Epilepsy is NOT rare. There are more than twice as many people with epilepsy in the US as the number of people with cerebral palsy (500,000), muscular dystrophy (250,000), multiple sclerosis (350,000), and cystic fibrosis (30,000) combined. Epilepsy can occur as a single condition, or may be seen with other conditions affecting the brain, such as cerebral palsy, intellectual disability, autism, Alzheimer’s, and traumatic brain injury.
You CAN die from epilepsy. While death in epilepsy doesn’t happen frequently, epilepsy is a very serious condition and individuals do die from seizures. The most common cause of death is SUDEP or Sudden Unexpected Death in Epilepsy. While there is a lot we still don’t know about SUDEP, experts estimate that one out of every 1000 people with epilepsy die from SUDEP each year. People can also die from prolonged seizures (status epilepticus). About 22,000 to 42,000 deaths in the US each year occur from these seizure emergencies.

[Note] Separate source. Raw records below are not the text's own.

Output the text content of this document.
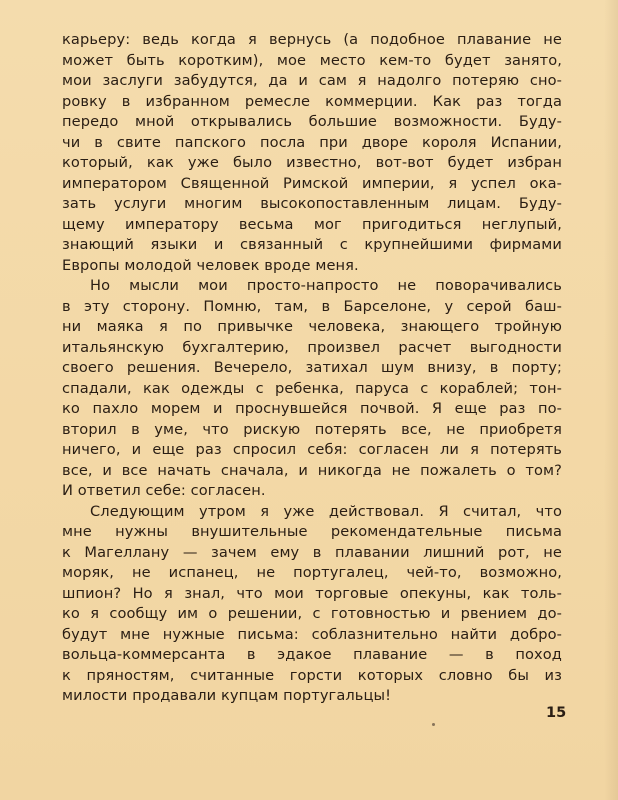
карьеру: ведь когда я вернусь (а подобное плавание не
может быть коротким), мое место кем-то будет занято,
мои заслуги забудутся, да и сам я надолго потеряю сно-
ровку в избранном ремесле коммерции. Как раз тогда
передо мной открывались большие возможности. Буду-
чи в свите папского посла при дворе короля Испании,
который, как уже было известно, вот-вот будет избран
императором Священной Римской империи, я успел ока-
зать услуги многим высокопоставленным лицам. Буду-
щему императору весьма мог пригодиться неглупый,
знающий языки и связанный с крупнейшими фирмами
Европы молодой человек вроде меня.
Но мысли мои просто-напросто не поворачивались
в эту сторону. Помню, там, в Барселоне, у серой баш-
ни маяка я по привычке человека, знающего тройную
итальянскую бухгалтерию, произвел расчет выгодности
своего решения. Вечерело, затихал шум внизу, в порту;
спадали, как одежды с ребенка, паруса с кораблей; тон-
ко пахло морем и проснувшейся почвой. Я еще раз по-
вторил в уме, что рискую потерять все, не приобретя
ничего, и еще раз спросил себя: согласен ли я потерять
все, и все начать сначала, и никогда не пожалеть о том?
И ответил себе: согласен.
Следующим утром я уже действовал. Я считал, что
мне нужны внушительные рекомендательные письма
к Магеллану — зачем ему в плавании лишний рот, не
моряк, не испанец, не португалец, чей-то, возможно,
шпион? Но я знал, что мои торговые опекуны, как толь-
ко я сообщу им о решении, с готовностью и рвением до-
будут мне нужные письма: соблазнительно найти добро-
вольца-коммерсанта в эдакое плавание — в поход
к пряностям, считанные горсти которых словно бы из
милости продавали купцам португальцы!
15
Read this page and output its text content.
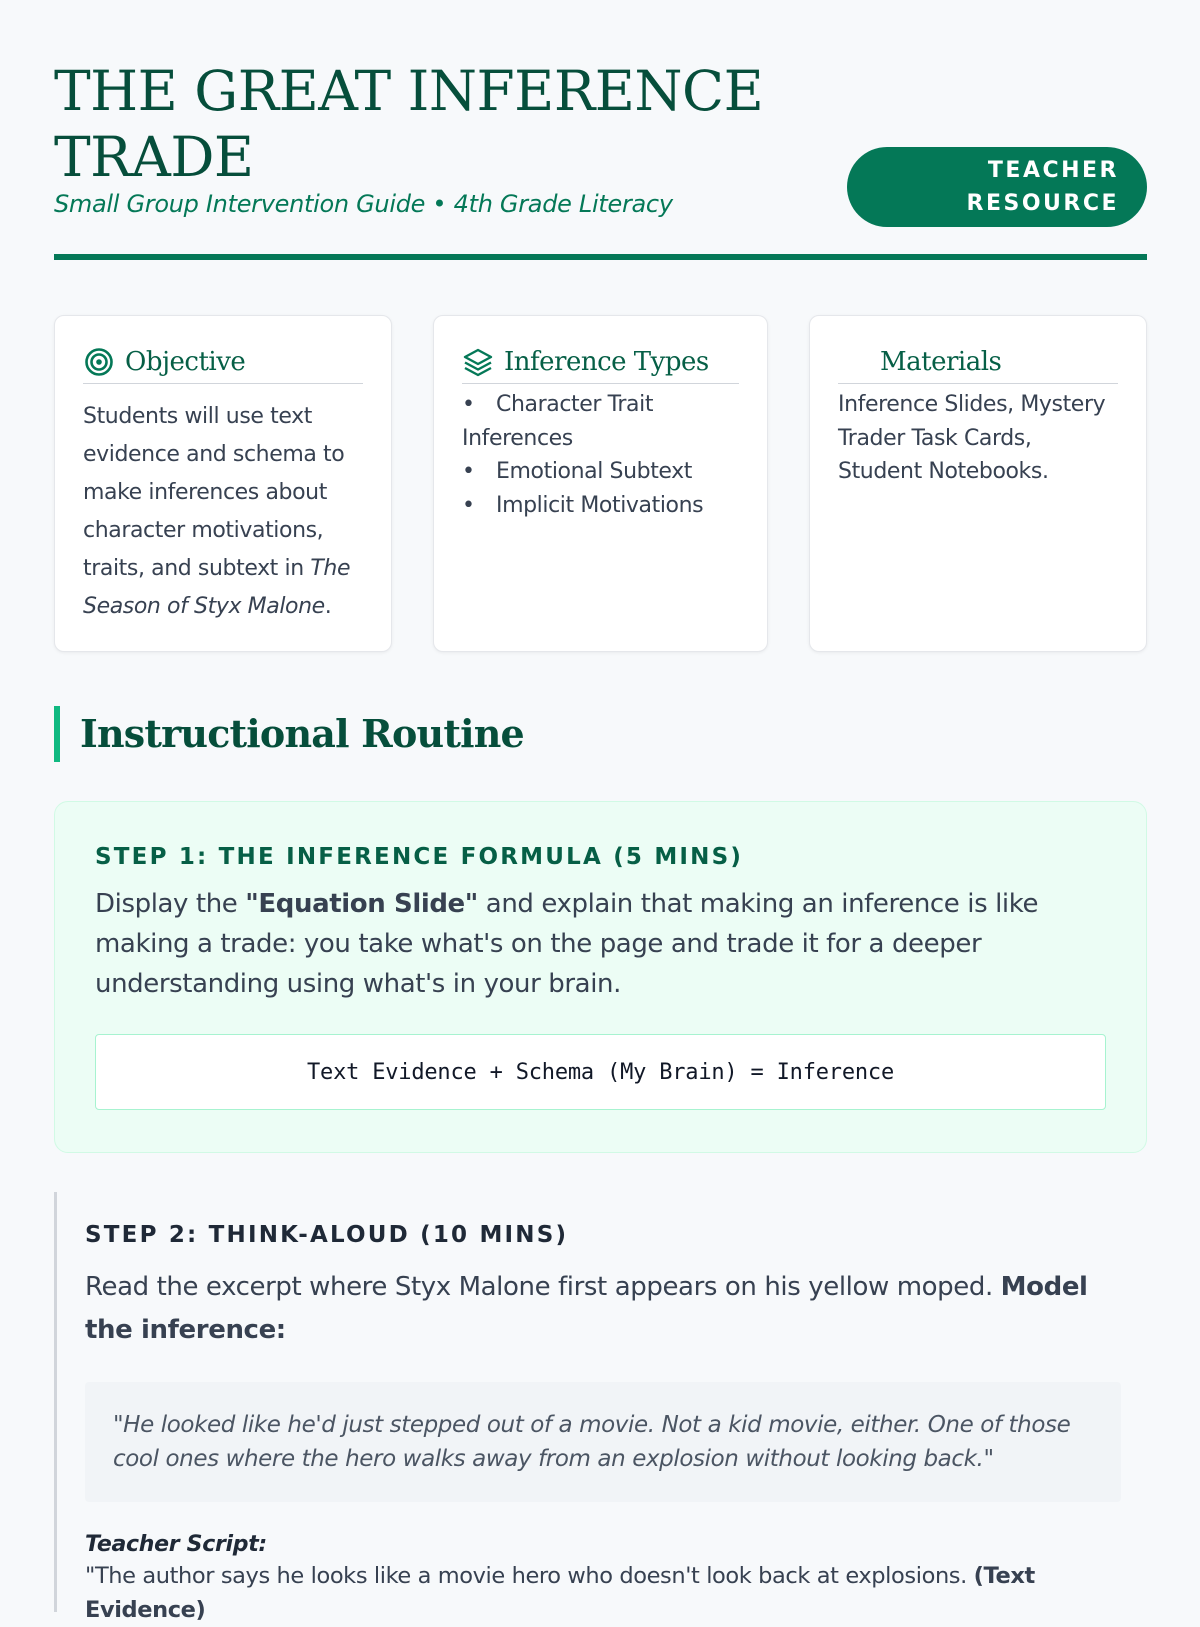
THE GREAT INFERENCE TRADE
Small Group Intervention Guide • 4th Grade Literacy
TEACHER RESOURCE
Objective

Students will use text evidence and schema to make inferences about character motivations, traits, and subtext in The Season of Styx Malone.

Inference Types
• Character Trait Inferences
• Emotional Subtext
• Implicit Motivations
Materials

Inference Slides, Mystery Trader Task Cards, Student Notebooks.

Instructional Routine
STEP 1: THE INFERENCE FORMULA (5 MINS)

Display the "Equation Slide" and explain that making an inference is like making a trade: you take what's on the page and trade it for a deeper understanding using what's in your brain.

Text Evidence + Schema (My Brain) = Inference
STEP 2: THINK-ALOUD (10 MINS)

Read the excerpt where Styx Malone first appears on his yellow moped. Model the inference:

"He looked like he'd just stepped out of a movie. Not a kid movie, either. One of those cool ones where the hero walks away from an explosion without looking back."
Teacher Script:

"The author says he looks like a movie hero who doesn't look back at explosions. (Text Evidence)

What happens in a seizure may look different from one person to another. However, seizures are usually stereotypic, which means the same things or behaviors tend to occur in a person each time they have a seizure. The seizure behavior may be inappropriate for the time and place, but it is unlikely to cause harm to anyone.
People with epilepsy are usually not physically limited in what they can do. During and after a seizure, a person may have trouble moving or doing their usual activity. Some people may have trouble with physical abilities due to other neurological problems. Aside from these problems, a person who is not having a seizure is usually not limited in what they can do physically.
Four years have passed since we have joined the not so exclusive club. Four years realizing that there are still so many ways that misinformation exists… so many ways that more glamorous conditions are funded and information is given out. Four years since Adam found my little girl laying on the floor at the bottom of the stairs (thank goodness she was sitting three steps up) in a tonic clonic seizure. We have come a long way in four years… but we really haven’t. I look at my babies with pride but I know that it is a specter that will shadow them forever.